= Marxist geography =

Strand of critical geography

Marxist geography is a strand of critical geography that uses the theories and philosophy of Marxism to examine the spatial relations of human geography. In Marxist geography, the relations that geography has traditionally analyzed — natural environment and spatial relations — are reviewed as outcomes of the mode of material production. To fully understand geographical relations, on this view, the social structure must also be examined. Marxist geography attempts to change the basic structure of society.

==Definition==
Marxism encompasses the ideas of Marx and Engels, revolutionary socialists such as Lenin and later thinkers building on Marx, such as Gramsci. Marxist geography is the Marxist examination of society 'from the vantage point of space, place, scale and human transformation of nature'. Marxist geographers argue that incorporating Marxist thinking into Geography enriches geographical thinking. For Marxist geographers, it is imperative that space be understood both as a fundamental component of capitalist production and the relations of production. Some of the major concepts developed by Marxist geographers include uneven geographical development, historical-geographical materialism, and the production of space.
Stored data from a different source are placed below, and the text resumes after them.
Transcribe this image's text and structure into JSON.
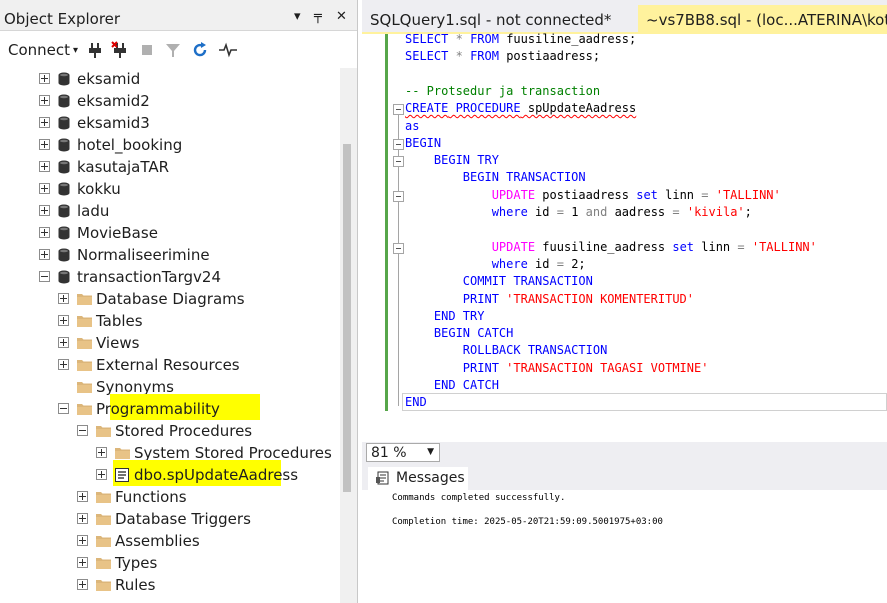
{
  "object_explorer": {
    "title": "Object Explorer",
    "pin_glyph": "▾",
    "pin2_glyph": "╤",
    "close_glyph": "✕",
    "connect_label": "Connect",
    "connect_arrow": "▾",
    "tree": [
      {
        "label": "eksamid",
        "type": "database",
        "expander": "plus"
      },
      {
        "label": "eksamid2",
        "type": "database",
        "expander": "plus"
      },
      {
        "label": "eksamid3",
        "type": "database",
        "expander": "plus"
      },
      {
        "label": "hotel_booking",
        "type": "database",
        "expander": "plus"
      },
      {
        "label": "kasutajaTAR",
        "type": "database",
        "expander": "plus"
      },
      {
        "label": "kokku",
        "type": "database",
        "expander": "plus"
      },
      {
        "label": "ladu",
        "type": "database",
        "expander": "plus"
      },
      {
        "label": "MovieBase",
        "type": "database",
        "expander": "plus"
      },
      {
        "label": "Normaliseerimine",
        "type": "database",
        "expander": "plus"
      },
      {
        "label": "transactionTargv24",
        "type": "database",
        "expander": "minus"
      },
      {
        "label": "Database Diagrams",
        "type": "folder",
        "expander": "plus"
      },
      {
        "label": "Tables",
        "type": "folder",
        "expander": "plus"
      },
      {
        "label": "Views",
        "type": "folder",
        "expander": "plus"
      },
      {
        "label": "External Resources",
        "type": "folder",
        "expander": "plus"
      },
      {
        "label": "Synonyms",
        "type": "folder",
        "expander": "none"
      },
      {
        "label": "Programmability",
        "type": "folder",
        "expander": "minus"
      },
      {
        "label": "Stored Procedures",
        "type": "folder",
        "expander": "minus"
      },
      {
        "label": "System Stored Procedures",
        "type": "folder",
        "expander": "plus"
      },
      {
        "label": "dbo.spUpdateAadress",
        "type": "procedure",
        "expander": "plus"
      },
      {
        "label": "Functions",
        "type": "folder",
        "expander": "plus"
      },
      {
        "label": "Database Triggers",
        "type": "folder",
        "expander": "plus"
      },
      {
        "label": "Assemblies",
        "type": "folder",
        "expander": "plus"
      },
      {
        "label": "Types",
        "type": "folder",
        "expander": "plus"
      },
      {
        "label": "Rules",
        "type": "folder",
        "expander": "plus"
      }
    ]
  },
  "tabs": [
    {
      "label": "SQLQuery1.sql - not connected*",
      "active": false
    },
    {
      "label": "~vs7BB8.sql - (loc...ATERINA\\kotik (6",
      "active": true
    }
  ],
  "editor": {
    "lines": [
      [
        {
          "t": "SELECT",
          "c": "kw"
        },
        {
          "t": " "
        },
        {
          "t": "*",
          "c": "gr"
        },
        {
          "t": " "
        },
        {
          "t": "FROM",
          "c": "kw"
        },
        {
          "t": " fuusiline_aadress;"
        }
      ],
      [
        {
          "t": "SELECT",
          "c": "kw"
        },
        {
          "t": " "
        },
        {
          "t": "*",
          "c": "gr"
        },
        {
          "t": " "
        },
        {
          "t": "FROM",
          "c": "kw"
        },
        {
          "t": " postiaadress;"
        }
      ],
      [],
      [
        {
          "t": "-- Protsedur ja transaction",
          "c": "cm"
        }
      ],
      [
        {
          "t": "CREATE",
          "c": "kw sq"
        },
        {
          "t": " ",
          "c": "sq"
        },
        {
          "t": "PROCEDURE",
          "c": "kw sq"
        },
        {
          "t": " spUpdateAadress",
          "c": "sq"
        }
      ],
      [
        {
          "t": "as",
          "c": "kw"
        }
      ],
      [
        {
          "t": "BEGIN",
          "c": "kw"
        }
      ],
      [
        {
          "t": "    "
        },
        {
          "t": "BEGIN TRY",
          "c": "kw"
        }
      ],
      [
        {
          "t": "        "
        },
        {
          "t": "BEGIN TRANSACTION",
          "c": "kw"
        }
      ],
      [
        {
          "t": "            "
        },
        {
          "t": "UPDATE",
          "c": "fn"
        },
        {
          "t": " postiaadress "
        },
        {
          "t": "set",
          "c": "kw"
        },
        {
          "t": " linn "
        },
        {
          "t": "=",
          "c": "gr"
        },
        {
          "t": " "
        },
        {
          "t": "'TALLINN'",
          "c": "str"
        }
      ],
      [
        {
          "t": "            "
        },
        {
          "t": "where",
          "c": "kw"
        },
        {
          "t": " id "
        },
        {
          "t": "=",
          "c": "gr"
        },
        {
          "t": " 1 "
        },
        {
          "t": "and",
          "c": "gr"
        },
        {
          "t": " aadress "
        },
        {
          "t": "=",
          "c": "gr"
        },
        {
          "t": " "
        },
        {
          "t": "'kivila'",
          "c": "str"
        },
        {
          "t": ";"
        }
      ],
      [],
      [
        {
          "t": "            "
        },
        {
          "t": "UPDATE",
          "c": "fn"
        },
        {
          "t": " fuusiline_aadress "
        },
        {
          "t": "set",
          "c": "kw"
        },
        {
          "t": " linn "
        },
        {
          "t": "=",
          "c": "gr"
        },
        {
          "t": " "
        },
        {
          "t": "'TALLINN'",
          "c": "str"
        }
      ],
      [
        {
          "t": "            "
        },
        {
          "t": "where",
          "c": "kw"
        },
        {
          "t": " id "
        },
        {
          "t": "=",
          "c": "gr"
        },
        {
          "t": " 2;"
        }
      ],
      [
        {
          "t": "        "
        },
        {
          "t": "COMMIT TRANSACTION",
          "c": "kw"
        }
      ],
      [
        {
          "t": "        "
        },
        {
          "t": "PRINT",
          "c": "kw"
        },
        {
          "t": " "
        },
        {
          "t": "'TRANSACTION KOMENTERITUD'",
          "c": "str"
        }
      ],
      [
        {
          "t": "    "
        },
        {
          "t": "END TRY",
          "c": "kw"
        }
      ],
      [
        {
          "t": "    "
        },
        {
          "t": "BEGIN CATCH",
          "c": "kw"
        }
      ],
      [
        {
          "t": "        "
        },
        {
          "t": "ROLLBACK TRANSACTION",
          "c": "kw"
        }
      ],
      [
        {
          "t": "        "
        },
        {
          "t": "PRINT",
          "c": "kw"
        },
        {
          "t": " "
        },
        {
          "t": "'TRANSACTION TAGASI VOTMINE'",
          "c": "str"
        }
      ],
      [
        {
          "t": "    "
        },
        {
          "t": "END CATCH",
          "c": "kw"
        }
      ],
      [
        {
          "t": "END",
          "c": "kw"
        }
      ]
    ]
  },
  "zoom": {
    "value": "81 %",
    "arrow": "▼"
  },
  "results": {
    "tab_label": "Messages",
    "lines": [
      "Commands completed successfully.",
      "",
      "Completion time: 2025-05-20T21:59:09.5001975+03:00"
    ]
  },
  "colors": {
    "highlight": "#ffff00",
    "active_tab": "#fff29d",
    "change_bar": "#57a64a",
    "keyword": "#0000ff",
    "string": "#ff0000",
    "comment": "#008000"
  }
}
Today, some of the most prominent Marxist geographers include David Harvey, Andy Merrifield, and Neil Brenner.

==Philosophy==

Marxist geography is radical in nature and its primary criticism of the positivist spatial science centered on the latter's methodologies, which failed to consider the characteristics of capitalism and abuse that underlie socio-spatial arrangements. As such, early Marxist geographers were explicitly political in advocating for social change and activism; they sought, through application of geographical analysis of social problems, to alleviate poverty and exploitation in capitalist societies. Marxist geography makes exegetical claims regarding how the deep-seated structures of capitalism act as a determinant and a constraint to human agency. Most of these ideas were developed in the late 1960s and early 1970s out of dissatisfaction with the quantitative revolution in geography and spurred on by the founding of the journal Antipode. In some cases, these movements were led by former "space cadets" such as David Harvey and Bill Bunge, who were at the forefront of the quantitative revolution.

To accomplish such philosophical aims, these geographers rely heavily upon Marxist social and economic theory, drawing on Marxian economics and the methods of historical materialism to tease out how the means of production control human spatial distribution in capitalist structures. Marx is also invoked to examine how spatial relationships are affected by class. The emphasis is on structure and structural mechanisms.